The net proceeds of the Term Loan were used to fund a portion of the purchase price payable to R&H in connection with the Business Combination. Amounts available under the Revolving Loan may also be used for working capital, general corporate purposes, and other uses, all as more fully set forth in the Credit Agreement. At June 30, 2019, there was $409.1 million outstanding under the Term Loan and no balance outstanding under the Revolving Loan.

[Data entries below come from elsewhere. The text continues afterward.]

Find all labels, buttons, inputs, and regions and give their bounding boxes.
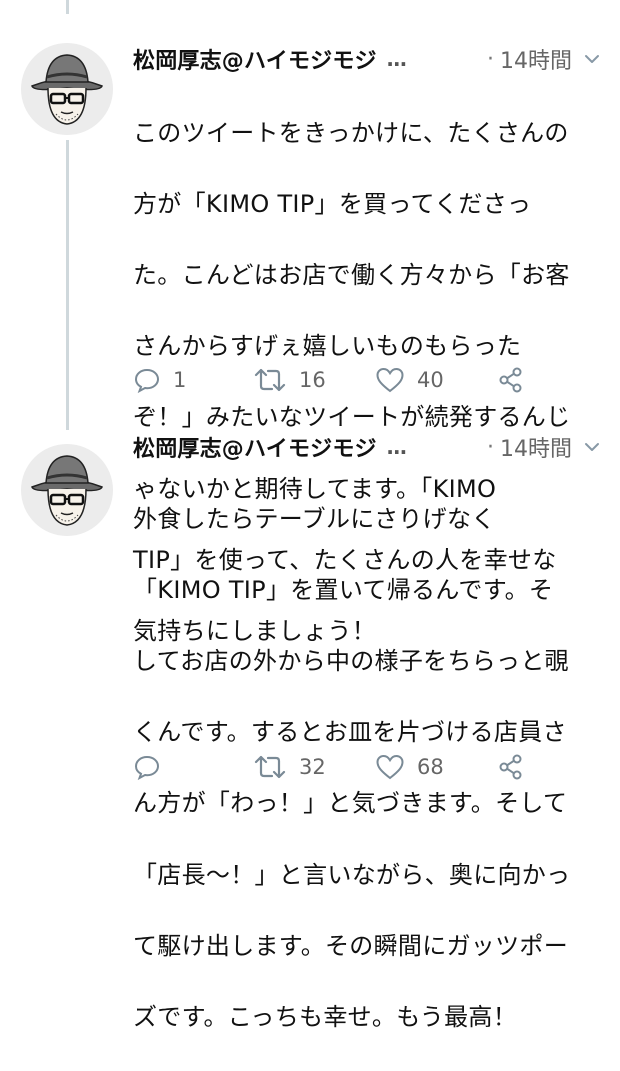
avatar-illustration [21,444,113,536]
reply-button[interactable] [133,750,173,784]
tweet-text-line: このツイートをきっかけに、たくさんの [133,118,569,147]
retweet-button[interactable]: 16 [253,363,326,397]
tweet[interactable]: 松岡厚志@ハイモジモジ … · 14時間 このツイートをきっかけに、たくさんの … [0,0,620,645]
tweet-actions: 32 68 [133,750,553,784]
share-button[interactable] [497,363,525,397]
reply-icon [133,753,161,781]
tweet-header: 松岡厚志@ハイモジモジ … · 14時間 [133,432,600,462]
retweet-count: 32 [299,755,326,779]
tweet-text-line: 方が「KIMO TIP」を買ってくださっ [133,189,532,218]
tweet-text-line: 外食したらテーブルにさりげなく [133,504,496,533]
truncation-ellipsis: … [386,435,407,459]
tweet-text-line: ん方が「わっ！」と気づきます。そして [133,789,568,818]
time-label: 14時間 [500,49,572,74]
like-count: 40 [417,368,444,392]
reply-count: 1 [173,368,187,392]
separator-dot: · [487,46,494,72]
like-button[interactable]: 68 [375,750,444,784]
separator-dot: · [487,434,494,460]
heart-icon [375,366,405,394]
avatar[interactable] [20,443,114,537]
reply-icon [133,366,161,394]
timestamp[interactable]: · 14時間 [487,431,600,463]
author-name[interactable]: 松岡厚志@ハイモジモジ [133,43,377,75]
avatar[interactable] [20,42,114,136]
retweet-icon [253,753,287,781]
avatar-illustration [21,43,113,135]
tweet-actions: 1 16 40 [133,363,553,397]
reply-button[interactable]: 1 [133,363,186,397]
time-label: 14時間 [500,437,572,462]
tweet-text-line: してお店の外から中の様子をちらっと覗 [133,646,569,675]
share-icon [497,753,525,781]
like-count: 68 [417,755,444,779]
tweet-header: 松岡厚志@ハイモジモジ … · 14時間 [133,44,600,74]
retweet-button[interactable]: 32 [253,750,326,784]
tweet-text-line: 「店長〜！」と言いながら、奥に向かっ [133,860,571,889]
share-button[interactable] [497,750,525,784]
share-icon [497,366,525,394]
tweet-text-line: て駆け出します。その瞬間にガッツポー [133,931,568,960]
retweet-icon [253,366,287,394]
tweet-text-line: た。こんどはお店で働く方々から「お客 [133,260,570,289]
truncation-ellipsis: … [386,47,407,71]
tweet-text-line: さんからすげぇ嬉しいものもらった [133,332,522,361]
tweet-text-line: くんです。するとお皿を片づける店員さ [133,718,567,747]
tweet-text-line: ズです。こっちも幸せ。もう最高！ [133,1002,517,1031]
like-button[interactable]: 40 [375,363,444,397]
chevron-down-icon[interactable] [584,441,600,453]
retweet-count: 16 [299,368,326,392]
chevron-down-icon[interactable] [584,53,600,65]
tweet-text-line: 「KIMO TIP」を置いて帰るんです。そ [133,575,554,604]
heart-icon [375,753,405,781]
timestamp[interactable]: · 14時間 [487,43,600,75]
tweet[interactable]: 松岡厚志@ハイモジモジ … · 14時間 外食したらテーブルにさりげなく 「KI… [0,420,620,1031]
author-name[interactable]: 松岡厚志@ハイモジモジ [133,431,377,463]
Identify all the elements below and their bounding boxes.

As of the Closing Date, the Company incurred approximately $12.9 million in debt issuance costs related to the Term Loan and $1.3 million in costs related to the Revolving Loan. The debt issuance costs associated with the Term Loan were capitalized against the principal balance of the debt, and the Revolving Loan costs were capitalized in Other Assets. All issuance costs will be accreted through interest expense for the duration of each respective debt facility. The interest expense related to the amortization of the debt issuance costs during the three and six months ended June 30, 2019 was approximately $0.6 million and $1.1 million, respectively. The interest expense related to the amortization of the debt issuance costs during the three and six months ended June 30, 2018 was approximately $0.6 million and $1.2 million, respectively.

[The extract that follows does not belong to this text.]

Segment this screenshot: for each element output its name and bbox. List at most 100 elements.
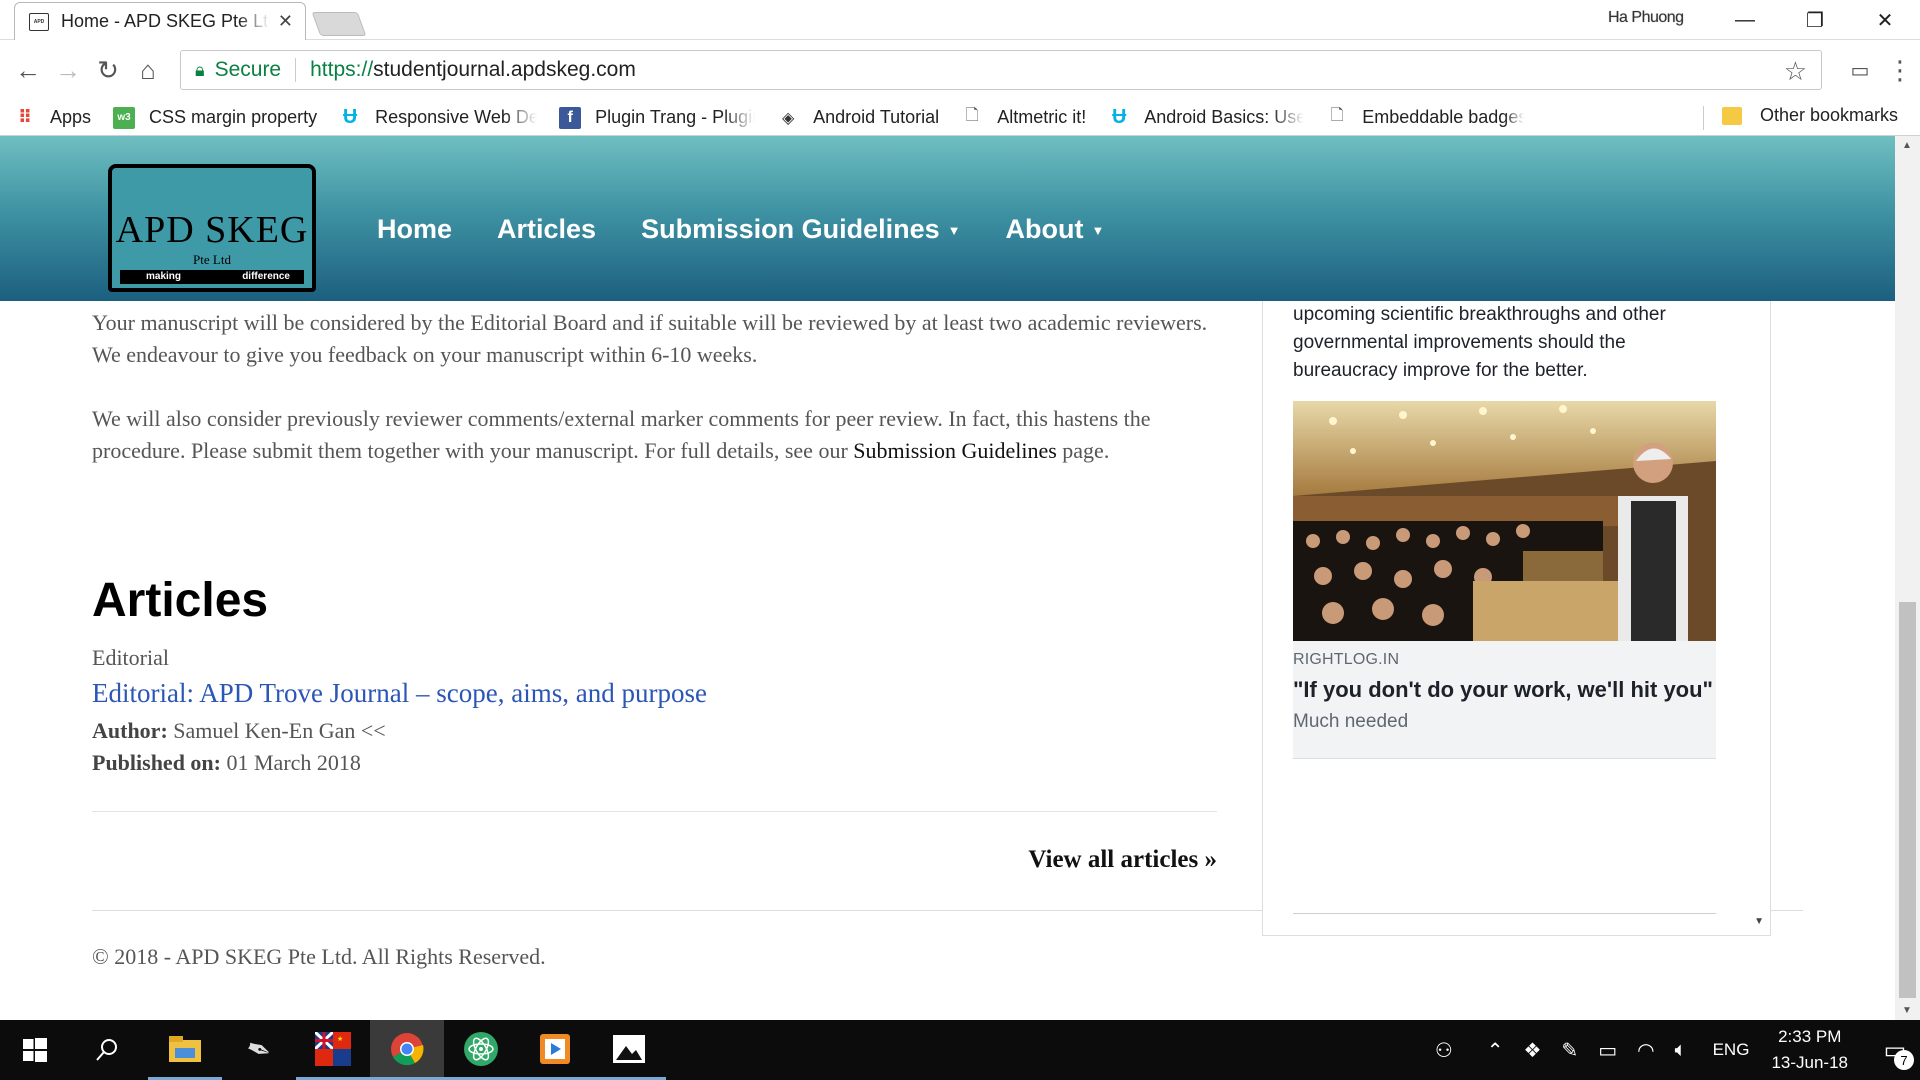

Certain restrictive covenants are contained in the Credit Facility, which includes the Revolving Loan, and the Company was in compliance with these covenants as of June 30, 2019. The Company had full availability to draw under the Revolving Loan as of June 30, 2019.

Beginning with the year ended December 31, 2016, the Company is required to prepay Term Loan Borrowings and Incremental Term Loan Borrowings in an aggregate amount equal to 50% of the "Excess Cash Flow" (as defined in the Credit Facility) for the fiscal year; provided that such amount of the Excess Cash Flow in any fiscal year shall be reduced by (i) the aggregate amount of prepayments of Term Loans and Incremental Term Loans made, (ii) to the extent accompanied by permanent reductions of Revolving Commitments, the aggregate amount of prepayments of Revolving Loans (other than prepayments financed with the proceeds of Indebtedness), and (iii) repaid borrowings of Revolving Loans made on the Effective Date to account for any additional original issue discount or upfront fees that are implemented pursuant to the Fee Letter provided further that, prepayments of Term Loan Borrowings and Incremental Term Loan Borrowings shall only be required if 50% of the Excess Cash Flow for such fiscal year exceeds $5.0 million. There are no amounts due under this provision as of June 30, 2019.